Monday, February 9, 2009

My Bar

Photobucket

This is my bar. I found this bar on someone's lawn who had left it out for the trash. It is a beautiful bar however this piece of wood, trimmed with leather and fancy embroidered fabric, represents so much more than furniture. Through the years it has become a place where me and my friends gather. It was never on purpose, in fact I have two couches and table in my house where people may sit comfortably. However, when my friends and I drink, which we do in great abundance on occasion, it becomes a gathering place. It's ironic, no one ever stood up and drank in my home however I have begun to notice that an hour into drinking finds us standing around this piece of furniture laughing, much like your neighborhood bar. Here are some example..

Photobucket
Here you find Monique, Fernando, Todd and Alex, casually enjoying themselves.

Photobucket
Here you find Monqiue and I standing idly as Alex pours us drinks.

Photobucket
Here you find a handsome gent by the name of Berto, using the bar as an accent to his already sexy self.

It is weird. I was looking at this bar tonight and I got to thinking about my friends, crazy fuckers. Thinking about my friends over the years I can note not much has changed. They are the same, more strong and meaningful than years past. It is not to say I don't speak to any other people however I have a core group with whom I speak a great deal. These do not include my family, with whom I will always stay close. It goes something like this.

Photobucket
Alex
My best friend. He and I have been together since 1996, having both our ups and downs, he remains my best friend.

Photobucket
Monique.
I love this crazy bitch. Knowing her since I was 14, makes it hard for me not to call her my best friend. She recently found a new and will shortly, if not already, be moving to Las Vegas.
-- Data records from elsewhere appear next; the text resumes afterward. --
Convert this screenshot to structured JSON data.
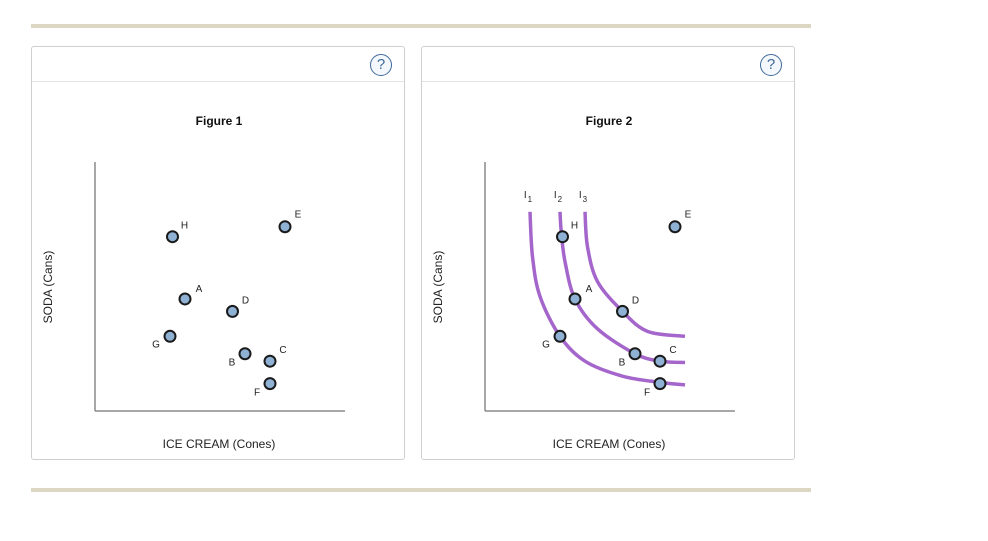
{
  "help_icon": "question-mark-icon",
  "help_label": "?",
  "colors": {
    "point_fill": "#8fb1d3",
    "curve": "#a566cc",
    "axis": "#8a8a8a",
    "rule": "#ddd6c3"
  },
  "chart_data": [
    {
      "type": "scatter",
      "title": "Figure 1",
      "xlabel": "ICE CREAM (Cones)",
      "ylabel": "SODA (Cans)",
      "points": [
        {
          "label": "H",
          "x": 3.1,
          "y": 7.0
        },
        {
          "label": "E",
          "x": 7.6,
          "y": 7.4
        },
        {
          "label": "A",
          "x": 3.6,
          "y": 4.5
        },
        {
          "label": "D",
          "x": 5.5,
          "y": 4.0
        },
        {
          "label": "G",
          "x": 3.0,
          "y": 3.0
        },
        {
          "label": "B",
          "x": 6.0,
          "y": 2.3
        },
        {
          "label": "C",
          "x": 7.0,
          "y": 2.0
        },
        {
          "label": "F",
          "x": 7.0,
          "y": 1.1
        }
      ],
      "xlim": [
        0,
        10
      ],
      "ylim": [
        0,
        10
      ],
      "grid": false
    },
    {
      "type": "line",
      "title": "Figure 2",
      "xlabel": "ICE CREAM (Cones)",
      "ylabel": "SODA (Cans)",
      "points": [
        {
          "label": "H",
          "x": 3.1,
          "y": 7.0
        },
        {
          "label": "E",
          "x": 7.6,
          "y": 7.4
        },
        {
          "label": "A",
          "x": 3.6,
          "y": 4.5
        },
        {
          "label": "D",
          "x": 5.5,
          "y": 4.0
        },
        {
          "label": "G",
          "x": 3.0,
          "y": 3.0
        },
        {
          "label": "B",
          "x": 6.0,
          "y": 2.3
        },
        {
          "label": "C",
          "x": 7.0,
          "y": 2.0
        },
        {
          "label": "F",
          "x": 7.0,
          "y": 1.1
        }
      ],
      "curves": [
        {
          "base": "I",
          "sub": "1",
          "x": [
            1.8,
            1.9,
            2.2,
            3.0,
            4.0,
            5.5,
            7.0,
            8.0
          ],
          "y": [
            8.0,
            6.2,
            4.6,
            3.0,
            2.0,
            1.4,
            1.15,
            1.05
          ]
        },
        {
          "base": "I",
          "sub": "2",
          "x": [
            3.0,
            3.05,
            3.2,
            3.6,
            4.5,
            6.0,
            7.0,
            8.0
          ],
          "y": [
            8.0,
            7.2,
            6.0,
            4.5,
            3.3,
            2.3,
            2.0,
            1.95
          ]
        },
        {
          "base": "I",
          "sub": "3",
          "x": [
            4.0,
            4.1,
            4.5,
            5.5,
            6.5,
            8.0
          ],
          "y": [
            8.0,
            6.6,
            5.2,
            4.0,
            3.2,
            3.0
          ]
        }
      ],
      "xlim": [
        0,
        10
      ],
      "ylim": [
        0,
        10
      ],
      "grid": false
    }
  ]
}
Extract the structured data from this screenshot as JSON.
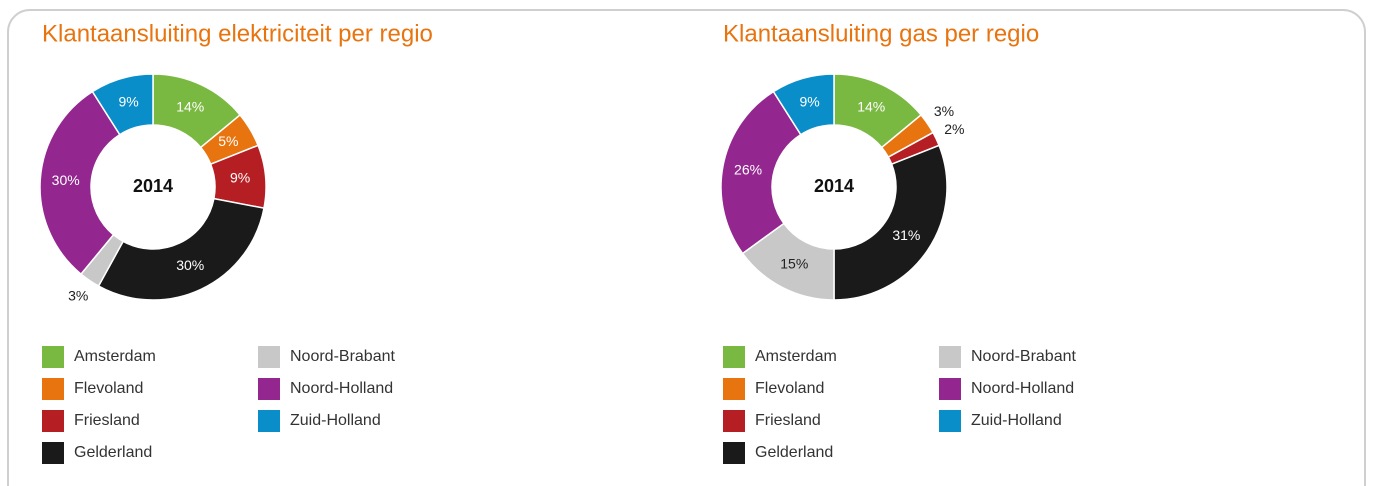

Her boyfriend Fernando is great and I think they will have one hell of a Vegas wedding, it better be open bar. Though her and I do not see eye to eye on politics or religion, we have managed to remain very close even if our living arrangements keep us apart.

Photobucket
Todd
Having come into my life as Steven's 'new thing' 15 years ago he has since become a best friend. He and I see eye to eye on everything and he is positively the most hilarious person to go out with, even though our drinking together often finds me defending him in fights he obviously caused. He has a passion for assisting for those underserved people like myself and I will proudly stand and cheer when he obtains his grad degree!

Photobucket
Todd & Todd & Alex
Todd, in the middle, yup there are two todds, and this todd is also a good friend. Unfortunately he resides in butthole Costa Mesa so I don't get to see him as much. He is an intelligent and well spoken person, I am proud he is my friend.

Photobucket
Steven (with whom I hardly get to see!)
Ah Steven, what can I say after 20 years of friendship. There is no one like Steven.

It is not for lack of others that I don't mention anyone else, it is just these are the people I find most often in my house, leaning against my bar. Sure we have all had our downside. I have watched those above kick heroin, speed, and opiates, and sat beside them in AA. We have written each other while in prison. I have watched them fight, break up and reunite. I have stood in between them when conversations became escalated. But they are my friends. Never judging me, never reminding me of what I have done wrong, and always there when I need to complain,cry, and rant.

Thanks guys, you're welcome at my bar anytime!!